There can be significant cultural barriers to introducing individuals trained primarily in mathematics. For example, engineers at a prominent defense contractor tell stories of lost competitive bids and design disasters that cry out for simple analyses and simulation. However, the corporate culture is not ready for mathematics. Facing the strains of the end of the Cold War, management has little interest in gambling on an unproven (and perhaps secretly threatening) discipline.

A cultural gap also separates academic and nonacademic mathematicians. Careers in industrial mathematics are often viewed as less acceptable than academic pursuits. An experienced independent consultant argues, "We may need to nurture attitude changes among ourselves that produce a comprehensive acceptance of a wide range of professional needs, not just those of the academic research mathematician." Another remarked, "My advisor and faculty treated me like I was lost when I decided to go into industry."

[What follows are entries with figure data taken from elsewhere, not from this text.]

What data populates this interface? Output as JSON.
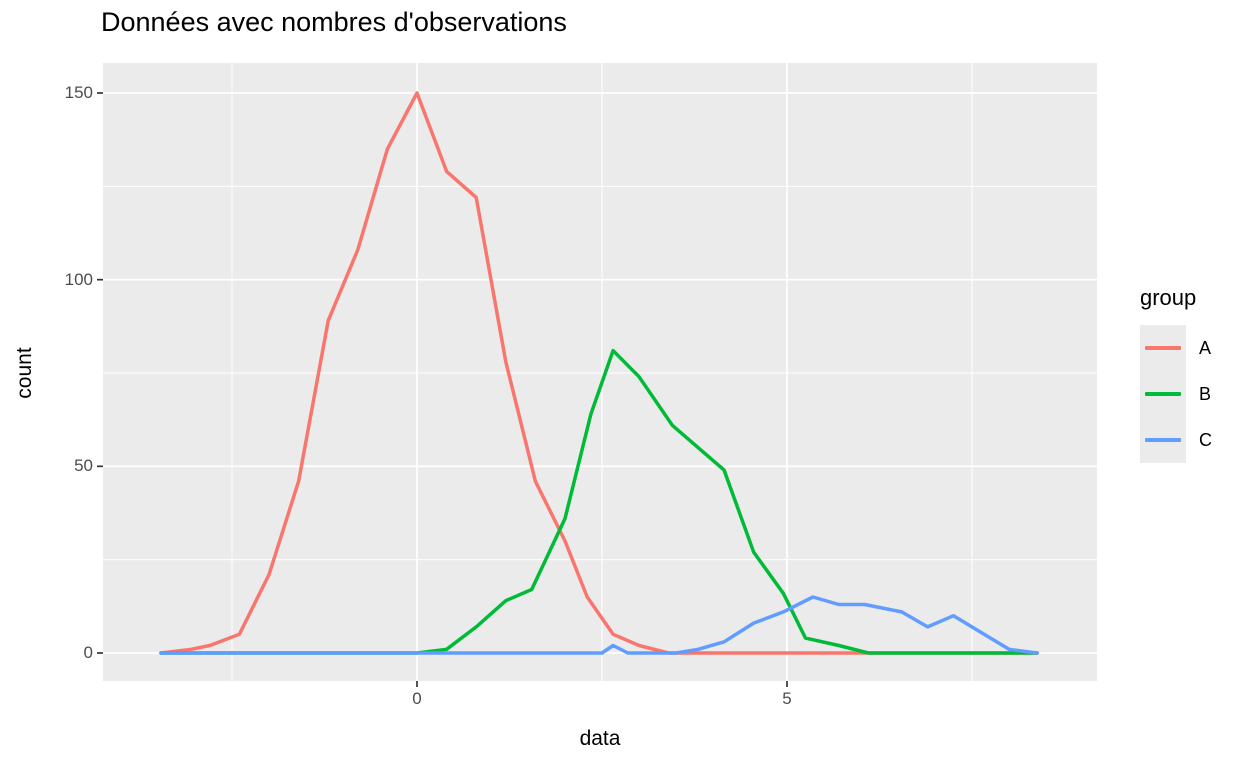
{
  "chart_data": {
    "type": "line",
    "subtype": "frequency-polygon",
    "title": "Données avec nombres d'observations",
    "xlabel": "data",
    "ylabel": "count",
    "legend_title": "group",
    "legend_position": "right",
    "panel_background": "#EBEBEB",
    "gridline_color": "#FFFFFF",
    "tick_label_color": "#4D4D4D",
    "axis_tick_color": "#333333",
    "xlim": [
      -4.24,
      9.19
    ],
    "ylim": [
      -7.5,
      157.5
    ],
    "x_ticks": [
      {
        "label": "0",
        "value": 0
      },
      {
        "label": "5",
        "value": 5
      }
    ],
    "x_minor_ticks": [
      -2.5,
      2.5,
      7.5
    ],
    "y_ticks": [
      {
        "label": "0",
        "value": 0
      },
      {
        "label": "50",
        "value": 50
      },
      {
        "label": "100",
        "value": 100
      },
      {
        "label": "150",
        "value": 150
      }
    ],
    "y_minor_ticks": [
      25,
      75,
      125
    ],
    "grid": true,
    "series": [
      {
        "name": "A",
        "color": "#F8766D",
        "points": [
          [
            -3.46,
            0
          ],
          [
            -3.05,
            1
          ],
          [
            -2.8,
            2
          ],
          [
            -2.4,
            5
          ],
          [
            -2.0,
            21
          ],
          [
            -1.6,
            46
          ],
          [
            -1.2,
            89
          ],
          [
            -0.8,
            108
          ],
          [
            -0.4,
            135
          ],
          [
            0,
            150
          ],
          [
            0.4,
            129
          ],
          [
            0.8,
            122
          ],
          [
            1.2,
            78
          ],
          [
            1.6,
            46
          ],
          [
            2.0,
            30
          ],
          [
            2.3,
            15
          ],
          [
            2.65,
            5
          ],
          [
            3.0,
            2
          ],
          [
            3.4,
            0
          ],
          [
            8.38,
            0
          ]
        ]
      },
      {
        "name": "B",
        "color": "#00BA38",
        "points": [
          [
            -3.46,
            0
          ],
          [
            0,
            0
          ],
          [
            0.4,
            1
          ],
          [
            0.8,
            7
          ],
          [
            1.2,
            14
          ],
          [
            1.55,
            17
          ],
          [
            2.0,
            36
          ],
          [
            2.35,
            64
          ],
          [
            2.65,
            81
          ],
          [
            3.0,
            74
          ],
          [
            3.45,
            61
          ],
          [
            3.8,
            55
          ],
          [
            4.15,
            49
          ],
          [
            4.55,
            27
          ],
          [
            4.95,
            16
          ],
          [
            5.25,
            4
          ],
          [
            5.7,
            2
          ],
          [
            6.1,
            0
          ],
          [
            8.38,
            0
          ]
        ]
      },
      {
        "name": "C",
        "color": "#619CFF",
        "points": [
          [
            -3.46,
            0
          ],
          [
            2.5,
            0
          ],
          [
            2.65,
            2
          ],
          [
            2.85,
            0
          ],
          [
            3.5,
            0
          ],
          [
            3.8,
            1
          ],
          [
            4.15,
            3
          ],
          [
            4.55,
            8
          ],
          [
            4.95,
            11
          ],
          [
            5.35,
            15
          ],
          [
            5.7,
            13
          ],
          [
            6.05,
            13
          ],
          [
            6.55,
            11
          ],
          [
            6.9,
            7
          ],
          [
            7.25,
            10
          ],
          [
            8.0,
            1
          ],
          [
            8.38,
            0
          ]
        ]
      }
    ]
  }
}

My own reactions to this informal but in-depth examination of mathematics outside academia strengthened and refined educational ideas that had begun to develop when consulting first led me to poke my nose under the tent of industrial mathematics. Teaching communication skills---writing, speaking, and listening---is essential. Likewise, interdisciplinary problem solving must be a central component of mathematics education. It needs to be integrated into the daily classroom experiences of our students just as it is part of the daily professional life of the industrial applied mathematician. Perhaps we can gain more converts to the mathematical sciences by letting students solve problems in the "real world" than by delivering sermons to captives in a classroom.